Danger Signal (1945)
4/10
Dated and lame noir compromised further by Hays Code restrictions
23 September 2020
Warning: Spoilers
Danger Signal is based on the 1939 novel of the same name by Phyllis Bottome. She lived in Nazi Germany prior to the war and was the first Hollywood writer to warn about the dangers of Nazism in her 1940 film, Mortal Storm, starring Jimmy Stewart. Bottome wasn't able to have her novel made into a film until six years later since the female protagonist in the original story was guilty of committing murder without punishment. The Hays Code prevented Danger Signal from reaching the silver screen until the producers agreed to sanitize the narrative. There was another reason why the script had to be sanitized-Faye Emerson who played the protagonist Hilda Fenchurch, was married to Elliot Roosevelt, the president's son. Emerson could hardly play the part of a woman guilty of murder who in real life was connected to the Roosevelt family.

Danger Signal was a box office success probably owing a great deal to the presence of Zachary Scott who became well known at the time for his role in the classic noir, Mildred Pierce. Scott plays Ronnie Mason aka Marsh. At the beginning of the film he manipulates a married woman with whom he's having an affair to write a suicide note on the pretext that he's suffering from writer's block while writing a short story about a woman who plans to kill herself. When he actually kills the woman he uses the fabricated note to throw the police off the trail in their investigation of her murder.

Ronnie skips town and ends up in Los Angeles where he pretends to be a wounded veteran, renting a room owned by a widow, Mrs. Fenchurch, and her two daughters, Hilda (Emerson), a public stenographer and younger sister, Anne. The long-winded act two starts out lugubriously with Hilda falling for the manipulative Ronnie, who charms all the women in the family. When Anne finally returns home after being away, she reveals to Ronnie that she'll be getting a $25,000 inheritance from an uncle-Ronnie immediately switches his allegiance to Anne and unceremoniously dumps Hilda, causing a great amount of friction between the sisters. Soon afterward, Ronnie plans on doing Hilda in, inducing her to compose a suicide note, just as he did with the woman he disposed of at the beginning of the story.
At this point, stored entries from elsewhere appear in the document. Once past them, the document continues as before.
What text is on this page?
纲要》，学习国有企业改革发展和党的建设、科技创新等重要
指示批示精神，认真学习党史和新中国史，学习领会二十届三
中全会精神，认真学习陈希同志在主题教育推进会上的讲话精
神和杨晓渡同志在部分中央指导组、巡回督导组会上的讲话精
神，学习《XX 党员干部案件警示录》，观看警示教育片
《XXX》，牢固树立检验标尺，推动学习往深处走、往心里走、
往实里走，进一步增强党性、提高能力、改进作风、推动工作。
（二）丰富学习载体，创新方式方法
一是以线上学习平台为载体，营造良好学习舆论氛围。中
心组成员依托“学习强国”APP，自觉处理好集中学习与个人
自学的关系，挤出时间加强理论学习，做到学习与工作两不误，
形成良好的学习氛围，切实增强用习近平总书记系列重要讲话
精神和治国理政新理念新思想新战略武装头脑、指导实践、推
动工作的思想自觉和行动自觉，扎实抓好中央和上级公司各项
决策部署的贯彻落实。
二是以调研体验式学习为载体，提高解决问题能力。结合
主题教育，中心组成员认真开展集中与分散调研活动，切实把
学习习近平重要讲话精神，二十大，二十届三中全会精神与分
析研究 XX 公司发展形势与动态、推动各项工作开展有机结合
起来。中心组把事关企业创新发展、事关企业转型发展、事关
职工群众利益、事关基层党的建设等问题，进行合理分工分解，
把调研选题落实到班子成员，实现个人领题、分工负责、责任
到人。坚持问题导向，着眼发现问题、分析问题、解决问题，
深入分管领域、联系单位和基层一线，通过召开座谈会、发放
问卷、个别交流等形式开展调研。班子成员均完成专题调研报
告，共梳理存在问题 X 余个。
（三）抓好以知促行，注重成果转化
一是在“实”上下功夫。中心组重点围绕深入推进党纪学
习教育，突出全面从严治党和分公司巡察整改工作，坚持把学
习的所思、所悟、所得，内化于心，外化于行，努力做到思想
The plot only becomes mildly interesting when the conflict between the two sisters erupts-but it sure takes a great amount of time to reach that point. There's a subplot involving Hilda's boss, a research scientist, Dr. Lang, who has an unrequited crush on her. Also in the mix is Dr. Silla, a psychologist, who works with Lang at the university. Silla, who has a thick Germanic accent, is obviously based on Bottome herself. She gets involved by meeting Ronnie and analyzing him-concluding that he's a psychopath. She warns Hilda not to try and kill him after Hilda admits she's been thinking of doing so.

When Lang and Silla discover that Hilda has lured Ronnie to Silla's beach house (in which Hilda has the key after the psychologist urged her to get away for a weekend), they drive to the beach in an desperate effort to prevent Hilda from trying to poison Ronnie (this is after Hilda steals a test tube at Lang's lab containing botulinum bacilli). There's a lame chase scene as the two "doctors" elude the police after they've been spotted speeding (the film is so devoid of suspense, that the scenarists inserted the unnecessary car chase scene).

The ending might go down as one of the lamest in film noir history. True to Hays Code directives, Hilda tells Ronnie she's poisoned him with the bacilli in Lang's test tube. Suddenly Lang and Silla burst in and Hilda confesses she didn't have the nerve to go through with the murder. Practically in a split second, Ronnie leaves and is chased off a cliff by the husband of the woman he murdered at the beginning of the film. Then the two sisters, who both so easily fell for a scheming psychopath, see the error of their ways and go for the two remaining good guys (Hilda agrees to a date with Dr. Lang and Anne takes up with her old high school boyfriend, the goofy "Bunkie").

Danger Signal doesn't have enough suspense to hold one's interest throughout and relies on a most unsatisfying climax to tie up all the loose ends. It's an extremely dated piece of screenwriting compromised by the interference of the Hays Code censors.